Bandlab does exist, but is something else (an online music creation tool)!

Thank you so much @hender99, great idea so focus on Melody Paths practice. I do have some sheets music for my tunes, so will get to work translating the chord progressions into IFR chord numbers.

I have tried this before and sometimes get stuck determining the mode. Sometimes the tunes have melodies only using a pentatonic scale, which makes the mode ambiguous. But I guess in those cases it doesnt matter which one you choose.

I also thought of recording myself vamping a couple of chords or a progression. I have tried using iRealPro, which works fine.

That software you suggested looks amazing, not sure it will work on my aging laptop, but I might give it try.

Again, thank you very much for your input.

@mem Another thought. Write out the melodies you have in tonal numbers, using the major scale. I bet then you’ll be able to see more clearly which melodies circle around different modes, and what the characteristics of those melodies are.

I really like the link to songs that I gave you earlier; I might use it myself since it has chords as well as melodies (I used to play bagpipes in college, many years ago, and even played on stage — and more importantly in the lobby – at Carnegie Hall in NYC with my college band) Again the link is Scottish folk Music Tune-book and Songbook part 1

And part 2 is here (I had trouble finding it) Scottish Folk Music Tunebook and Songbook part 2

Wow, a fellow piper! That’s awesome, I’m just getting to grips (spot the pun) with my practice chanter, and have a set of practice pipes. Trying to keep my bag pressure consistant is proving difficult.

Thanks for the links, I’ll take a look.

@mem if you have a Windows/PC computer, you can try the free and really easy to use CHORDPULSE LITE as a program to create simple to moderately complex backing tracks to practice over, with Midi sound. You can also buy a more full featured CHORDPULSE for about $30.

Here’s a couple of Youtube tutorials on Chordpulse Lite

Jjazzlab runs in Window, Linux, and Macs, and is better for complex arrangements.
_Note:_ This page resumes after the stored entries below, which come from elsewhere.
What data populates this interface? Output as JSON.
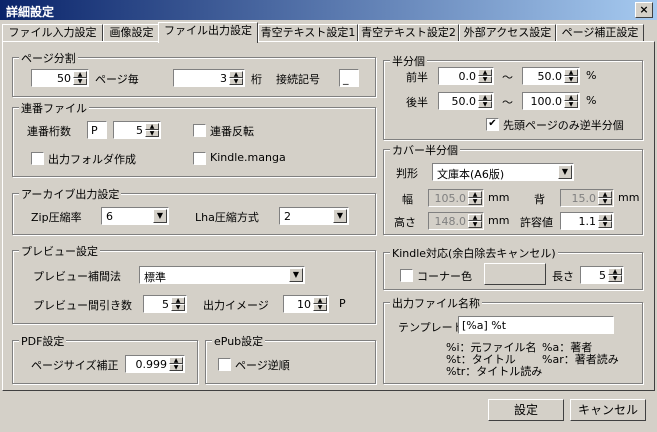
{
  "window": {
    "title": "詳細設定",
    "close_glyph": "×"
  },
  "tabs": [
    {
      "label": "ファイル入力設定"
    },
    {
      "label": "画像設定"
    },
    {
      "label": "ファイル出力設定"
    },
    {
      "label": "青空テキスト設定1"
    },
    {
      "label": "青空テキスト設定2"
    },
    {
      "label": "外部アクセス設定"
    },
    {
      "label": "ページ補正設定"
    }
  ],
  "active_tab": "ファイル出力設定",
  "page_split": {
    "legend": "ページ分割",
    "pages_value": "50",
    "pages_label": "ページ毎",
    "digits_value": "3",
    "digits_label": "桁",
    "suffix_label": "接続記号",
    "suffix_value": "_"
  },
  "serial": {
    "legend": "連番ファイル",
    "digits_label": "連番桁数",
    "prefix_value": "P",
    "digits_value": "5",
    "reverse_label": "連番反転",
    "reverse_checked": false,
    "folder_label": "出力フォルダ作成",
    "folder_checked": false,
    "kindle_label": "Kindle.manga",
    "kindle_checked": false
  },
  "archive": {
    "legend": "アーカイブ出力設定",
    "zip_label": "Zip圧縮率",
    "zip_value": "6",
    "lha_label": "Lha圧縮方式",
    "lha_value": "2"
  },
  "preview": {
    "legend": "プレビュー設定",
    "interp_label": "プレビュー補間法",
    "interp_value": "標準",
    "skip_label": "プレビュー間引き数",
    "skip_value": "5",
    "image_label": "出力イメージ",
    "image_value": "10",
    "image_unit": "P"
  },
  "pdf": {
    "legend": "PDF設定",
    "size_label": "ページサイズ補正",
    "size_value": "0.999"
  },
  "epub": {
    "legend": "ePub設定",
    "reverse_label": "ページ逆順",
    "reverse_checked": false
  },
  "half": {
    "legend": "半分個",
    "first_label": "前半",
    "first_from": "0.0",
    "first_to": "50.0",
    "second_label": "後半",
    "second_from": "50.0",
    "second_to": "100.0",
    "tilde": "～",
    "percent": "%",
    "head_only_label": "先頭ページのみ逆半分個",
    "head_only_checked": true
  },
  "cover": {
    "legend": "カバー半分個",
    "size_label": "判形",
    "size_value": "文庫本(A6版)",
    "width_label": "幅",
    "width_value": "105.0",
    "mm": "mm",
    "spine_label": "背",
    "spine_value": "15.0",
    "height_label": "高さ",
    "height_value": "148.0",
    "tol_label": "許容値",
    "tol_value": "1.1"
  },
  "kindle": {
    "legend": "Kindle対応(余白除去キャンセル)",
    "corner_label": "コーナー色",
    "corner_checked": false,
    "corner_color": "#d4d0c8",
    "length_label": "長さ",
    "length_value": "5"
  },
  "outname": {
    "legend": "出力ファイル名称",
    "template_label": "テンプレート",
    "template_value": "[%a] %t",
    "help": [
      {
        "code": "%i",
        "desc": "元ファイル名"
      },
      {
        "code": "%a",
        "desc": "著者"
      },
      {
        "code": "%t",
        "desc": "タイトル"
      },
      {
        "code": "%ar",
        "desc": "著者読み"
      },
      {
        "code": "%tr",
        "desc": "タイトル読み"
      }
    ]
  },
  "buttons": {
    "ok": "設定",
    "cancel": "キャンセル"
  }
}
@hender99 @mem This morning I installed JJazzLab following the process in this ‘3rd party’ install video (except that, having watched the video. I pickup up the SoundFont and installed CoolSoft_VirtualMIDISynth before I started the JJazzLab install, since I knew they’d be needed). This guy had previoulsy tried CodePulse & considers JJazzLab better.

I then ran JJazzLab and selected File => New Song.

That immediately gave me an ultra simple 8 bar ‘song’ in C. I used File => Export to MIDI file, then opened that file in VLC Media Player (I needed to provide VLC with a SoundFont file, but that was easy – I just pointed it at the one I’d downloaded for JJazzLab). That allowed the file to play perfectly. I then used VLC => Media => Convert/Save to make this mp3 version of it.

I then did a quick simple edit to extend the ‘song’ to 12 bars, added some 4 & 5 chords to make it a 12 bar blues, changed the rhythm to one called HappyReggae (pretty much a random choice). That played fine & the same export & convert process produced this.

Not inspired, but perfectly useable if that was what I wanted, and generated in just a few minues even though I’d done nothing but watch the video and didn’t really have any particular aim in mind.

Maybe I will find a use for it. :smiley:

@DavidW thanks. I hadn’t gotten to exporting yet. Nice to know the steps and hitches.